Lucene支持的的空间拓扑查询有下面几种

下图截自lucene spatial-extras包的org.apache.lucene.spatial.query.SpatialOperation

  • BBoxIntersects 几何范围(矩形)相交
  • BBoxWithin 几何范围(矩形)内含
  • Contains 包含
  • Intersects 相交
  • IsDisjointTo 相离
  • IsEqualTo 相等
  • IsWithIn 内含
  • Overlaps 重叠

Intersects相交

Intersects returns t (TRUE) if the intersection does not result in an empty set. Intersects returns the exact opposite result of disjoint.

如果2个地理实体的交集不为空,那么它们相交。2个地理实体相交Intersects和不相交Disjoint的结果正好相反

2个实体相交有2面多种情况

The intersects predicate(断定) will return TRUE if the conditions of any of the following pattern matrices returns TRUE.

如果2个实体内部相交,那么它们相交

The intersects predicate returns TRUE if the interiors of both geometries intersect(横断,横切,横穿 ;线条,道路等相交,交叉).

如果2个实体的边相交,那么它们相交

The intersects predicate returns TRUE if the boundary(分界线;范围;球场边线) of the first geometry intersects the boundary of the second geometry.

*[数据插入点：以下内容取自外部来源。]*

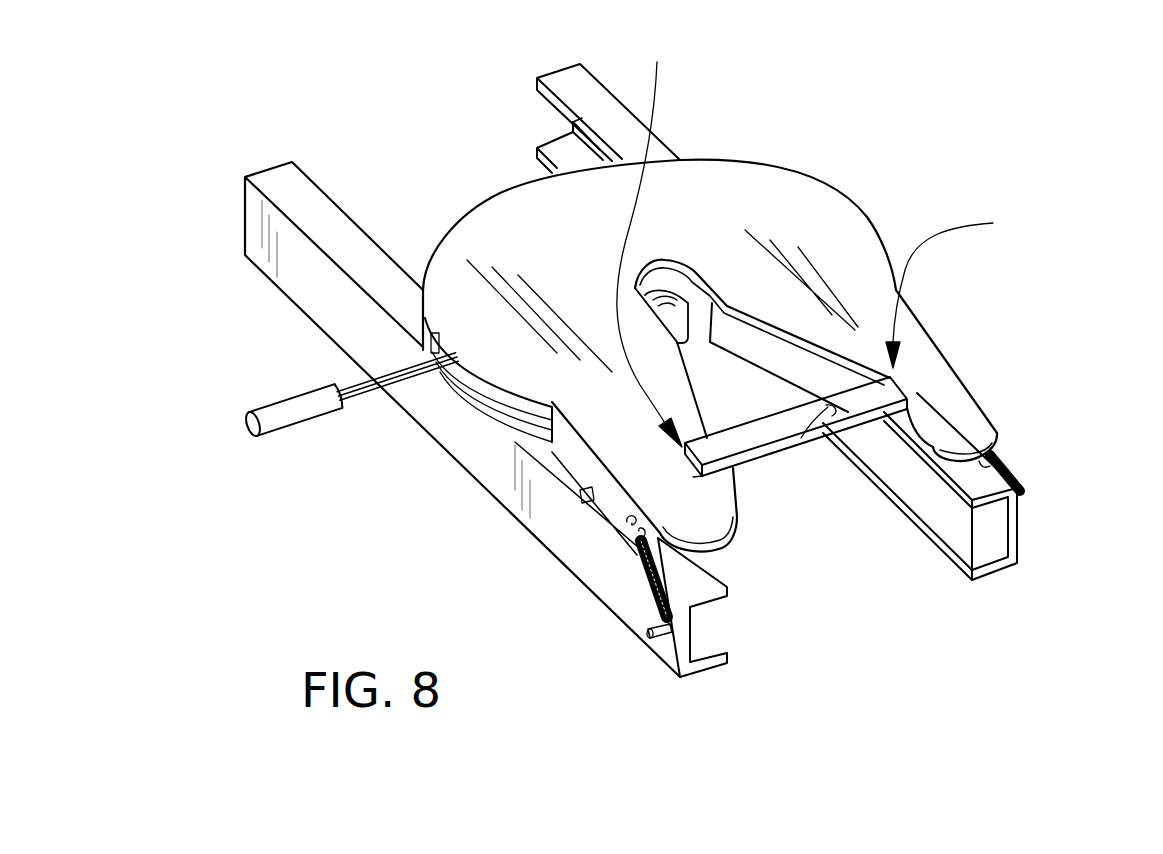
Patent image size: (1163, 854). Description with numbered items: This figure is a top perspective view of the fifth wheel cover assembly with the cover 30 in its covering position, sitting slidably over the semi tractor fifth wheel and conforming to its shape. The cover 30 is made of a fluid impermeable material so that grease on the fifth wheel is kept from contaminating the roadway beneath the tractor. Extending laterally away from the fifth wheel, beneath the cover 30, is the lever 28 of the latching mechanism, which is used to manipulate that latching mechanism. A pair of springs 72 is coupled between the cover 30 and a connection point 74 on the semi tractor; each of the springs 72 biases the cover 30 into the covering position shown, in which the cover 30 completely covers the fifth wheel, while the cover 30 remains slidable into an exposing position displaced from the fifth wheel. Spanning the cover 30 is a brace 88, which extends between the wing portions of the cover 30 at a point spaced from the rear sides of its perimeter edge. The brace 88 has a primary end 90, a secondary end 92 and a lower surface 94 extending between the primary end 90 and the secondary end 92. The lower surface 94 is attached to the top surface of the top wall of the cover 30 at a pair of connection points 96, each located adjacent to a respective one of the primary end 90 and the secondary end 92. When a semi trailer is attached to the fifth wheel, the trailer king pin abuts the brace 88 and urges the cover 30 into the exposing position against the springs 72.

如果一个实体的边和另一个实体的内部相交,那么它们相交

The intersects predicate returns TRUE if the boundary of the first geometry intersects the interior of the second.

如果2个实体的边相交,

The intersects predicate returns TRUE if the boundaries of either geometry intersect.

Disjoint 不相交

Disjoint returns t (TRUE) if the intersection of the two geometries is an empty set.

如果2个地理实体的交集是空,那么他们不相交

IsEqualTo 等于

Equal returns t (TRUE) if two geometries of the same type have identical X,Y coordinate values.

相等意味着2个地理实体拥有相同的类型和XY值

Overlap 重叠

Overlap比较2个相同维度的地理几何体并且如果他们的交集结果集与2者都不相同但是是同一个维度的,那么返回true

Overlap compares two geometries of the same dimension(尺寸面积范围) and returns t (TRUE) if their intersection set results in a geometry different from both but of the same dimension.

Overlap returns t (TRUE) only for geometries of the same dimension and only when their intersection set results in a geometry of the same dimension. In other words, if the intersection of two polygons results in polygon, then overlap returns t (TRUE).

当多个同一维度的地理实体交集的结果集在同一个维度,换句话说,如果2个面的交集是一个面,那么他们相交

This pattern matrix applies to polygon/polygon, multipoint/multipoint and multipolygon/multipolygon overlays. For these combinations the overlap predicate returns TRUE if the interior of both geometries intersects the others interior and exterior.

Touch 一般是指边界相交

如果两个几何体的共同点都不相交于两个几何图形的内部,那么touch为true。最少有一个几何体必须是线、多边形、多线,或多面。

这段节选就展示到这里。